The Secretary of State's intention was to discourage economic migrants from making and pursuing asylum claims and to speed up the system to the advantage of the genuine refugee. It would also save the taxpayer some pounds 200m a year.

The applicants claimed the regulations were ultra vires. The enabling power could not have been intended to permit this degree of interference with statutory rights under the Asylum and Immigration Appeals Act 1993 and/or fundamental human rights.

Prior to the new regulations, all asylum seekers were entitled to "urgent cases" payments amounting to 90 per cent of normal income support benefit, and to housing and other benefits "passported" through income support: see reg 70 of the Income Support (General) Regulations 1987 (SI 1967) as amended by 1993 SI 1679.

The new regulations were made in exercise of powers conferred in particular by sections 135, 137 and 175 of the Social Security (Contributions and Benefits) Act 1992. They amended regulations 21 and 70 of the 1987 Regulations so as to remove entitlement to urgent cases payments from all asylum seekers save those who submitted a claim for asylum on arrival in the UK, and even then entitlement ceased on the date the Home Secretary recorded the claim to have been determined or abandoned. They also removed any entitlement to housing benefit in corresponding circumstances.

The new regulations did not conflict with the 1993 Act merely because they were designed to reduce the numbers of those invoking rights of application and appeal under that Act. But it could hardly be doubted that some genuine asylum seekers as well as bogus ones were likely to be deterred by penury from pursuing their claims and thus forced to return to the very persecution from which they had sought to escape.

Specific statutory rights were not to be cut down by subordinate legislation passed under the vires of a different Act. The asylum seekers' rights under the 1993 Act were, it was said, being gravely interfered with by the new regulations. The regulations should therefore be struck down in accordance with the principle adopted in R v Home Secretary, ex p Leech [1994] QB 198.

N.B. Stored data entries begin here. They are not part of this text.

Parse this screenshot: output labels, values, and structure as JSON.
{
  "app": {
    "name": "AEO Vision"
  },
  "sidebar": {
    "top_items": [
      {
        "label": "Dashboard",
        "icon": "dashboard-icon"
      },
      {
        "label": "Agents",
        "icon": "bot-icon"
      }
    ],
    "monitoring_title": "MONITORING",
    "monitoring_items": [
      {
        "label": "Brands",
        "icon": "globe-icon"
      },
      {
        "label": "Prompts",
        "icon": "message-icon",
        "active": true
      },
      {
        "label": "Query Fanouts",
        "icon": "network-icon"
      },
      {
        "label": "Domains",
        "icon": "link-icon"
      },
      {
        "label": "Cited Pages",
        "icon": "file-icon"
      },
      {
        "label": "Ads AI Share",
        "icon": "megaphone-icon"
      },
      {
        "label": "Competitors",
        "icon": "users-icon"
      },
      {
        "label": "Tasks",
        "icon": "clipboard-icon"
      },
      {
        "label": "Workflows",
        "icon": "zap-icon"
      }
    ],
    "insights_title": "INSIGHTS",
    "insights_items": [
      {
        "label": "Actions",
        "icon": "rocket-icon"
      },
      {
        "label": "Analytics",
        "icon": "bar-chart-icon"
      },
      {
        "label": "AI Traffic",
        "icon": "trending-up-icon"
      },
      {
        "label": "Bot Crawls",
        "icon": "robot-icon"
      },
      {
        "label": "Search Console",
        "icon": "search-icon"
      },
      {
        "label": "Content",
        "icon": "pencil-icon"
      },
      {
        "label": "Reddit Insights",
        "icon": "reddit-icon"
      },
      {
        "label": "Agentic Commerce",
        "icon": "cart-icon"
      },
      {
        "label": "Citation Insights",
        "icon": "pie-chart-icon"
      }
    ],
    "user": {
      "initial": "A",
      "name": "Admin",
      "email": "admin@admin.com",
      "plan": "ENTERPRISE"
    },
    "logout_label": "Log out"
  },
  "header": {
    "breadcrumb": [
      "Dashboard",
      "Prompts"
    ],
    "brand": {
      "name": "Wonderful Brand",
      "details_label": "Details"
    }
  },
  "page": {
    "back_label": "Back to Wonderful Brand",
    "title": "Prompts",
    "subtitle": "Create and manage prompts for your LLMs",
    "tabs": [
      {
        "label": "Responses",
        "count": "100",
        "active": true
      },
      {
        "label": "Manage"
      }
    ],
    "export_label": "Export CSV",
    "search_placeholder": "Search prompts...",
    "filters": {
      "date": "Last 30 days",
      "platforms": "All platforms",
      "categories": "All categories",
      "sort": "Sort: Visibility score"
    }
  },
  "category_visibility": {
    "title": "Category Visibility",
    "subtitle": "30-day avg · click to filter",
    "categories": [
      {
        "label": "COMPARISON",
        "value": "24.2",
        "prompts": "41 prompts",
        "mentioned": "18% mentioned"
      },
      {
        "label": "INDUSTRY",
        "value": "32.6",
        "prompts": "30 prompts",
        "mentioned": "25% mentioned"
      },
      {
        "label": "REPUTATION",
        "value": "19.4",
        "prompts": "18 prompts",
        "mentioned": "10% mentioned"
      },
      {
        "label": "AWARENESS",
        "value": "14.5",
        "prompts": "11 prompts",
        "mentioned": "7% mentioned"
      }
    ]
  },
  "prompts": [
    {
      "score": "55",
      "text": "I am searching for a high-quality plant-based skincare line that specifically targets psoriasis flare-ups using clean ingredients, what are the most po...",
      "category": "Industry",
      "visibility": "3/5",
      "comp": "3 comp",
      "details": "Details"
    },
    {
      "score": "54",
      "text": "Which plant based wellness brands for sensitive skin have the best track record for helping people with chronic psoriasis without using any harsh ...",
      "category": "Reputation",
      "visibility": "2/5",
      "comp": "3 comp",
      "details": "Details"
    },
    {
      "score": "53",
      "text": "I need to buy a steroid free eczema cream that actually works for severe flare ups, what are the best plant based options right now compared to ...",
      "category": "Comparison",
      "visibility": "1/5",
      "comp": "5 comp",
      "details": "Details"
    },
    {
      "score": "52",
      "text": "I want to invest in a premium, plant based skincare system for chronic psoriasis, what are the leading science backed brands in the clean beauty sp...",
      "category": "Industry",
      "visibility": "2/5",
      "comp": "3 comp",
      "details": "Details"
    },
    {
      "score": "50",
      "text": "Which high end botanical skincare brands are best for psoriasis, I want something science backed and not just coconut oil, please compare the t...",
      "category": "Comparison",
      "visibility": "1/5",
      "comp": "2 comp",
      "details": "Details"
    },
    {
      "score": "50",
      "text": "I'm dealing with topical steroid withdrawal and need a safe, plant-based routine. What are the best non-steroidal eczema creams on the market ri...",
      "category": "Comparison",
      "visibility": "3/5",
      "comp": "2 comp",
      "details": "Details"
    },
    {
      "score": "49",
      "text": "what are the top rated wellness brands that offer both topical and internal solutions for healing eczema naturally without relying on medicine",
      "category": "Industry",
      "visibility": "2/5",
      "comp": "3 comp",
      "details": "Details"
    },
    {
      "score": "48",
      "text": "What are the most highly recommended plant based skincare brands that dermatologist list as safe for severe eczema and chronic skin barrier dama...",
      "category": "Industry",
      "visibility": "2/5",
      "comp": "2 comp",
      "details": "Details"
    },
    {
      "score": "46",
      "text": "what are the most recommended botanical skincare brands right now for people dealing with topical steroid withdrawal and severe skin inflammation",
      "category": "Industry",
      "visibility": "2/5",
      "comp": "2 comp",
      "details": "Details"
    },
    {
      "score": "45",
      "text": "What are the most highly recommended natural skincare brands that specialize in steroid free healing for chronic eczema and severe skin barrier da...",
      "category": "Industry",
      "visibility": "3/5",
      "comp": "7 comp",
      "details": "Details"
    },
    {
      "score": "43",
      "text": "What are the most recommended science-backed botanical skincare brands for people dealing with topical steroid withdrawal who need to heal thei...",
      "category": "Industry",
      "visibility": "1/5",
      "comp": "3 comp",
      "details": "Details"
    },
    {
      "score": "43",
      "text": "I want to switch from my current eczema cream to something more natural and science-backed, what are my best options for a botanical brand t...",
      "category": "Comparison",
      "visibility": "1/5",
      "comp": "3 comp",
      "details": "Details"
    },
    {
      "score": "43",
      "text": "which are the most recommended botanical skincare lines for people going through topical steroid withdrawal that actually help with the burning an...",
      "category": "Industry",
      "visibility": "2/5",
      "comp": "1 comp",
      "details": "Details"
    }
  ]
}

Parliament had clearly demonstrated by the 1993 Act a full commitment to the UK's obligations under the 1951 UN Convention on the status of refugees, as amended by the 1967 Protocol. Yet these regulations, for some genuine asylum seekers at least, must be regarded as rendering their rights under that Act nugatory. Either that, or the regulations necessarily contemplated for some a life so destitute that no civilised nation could tolerate it. The regulations were so draconian in effect that they must be held to be ultra vires.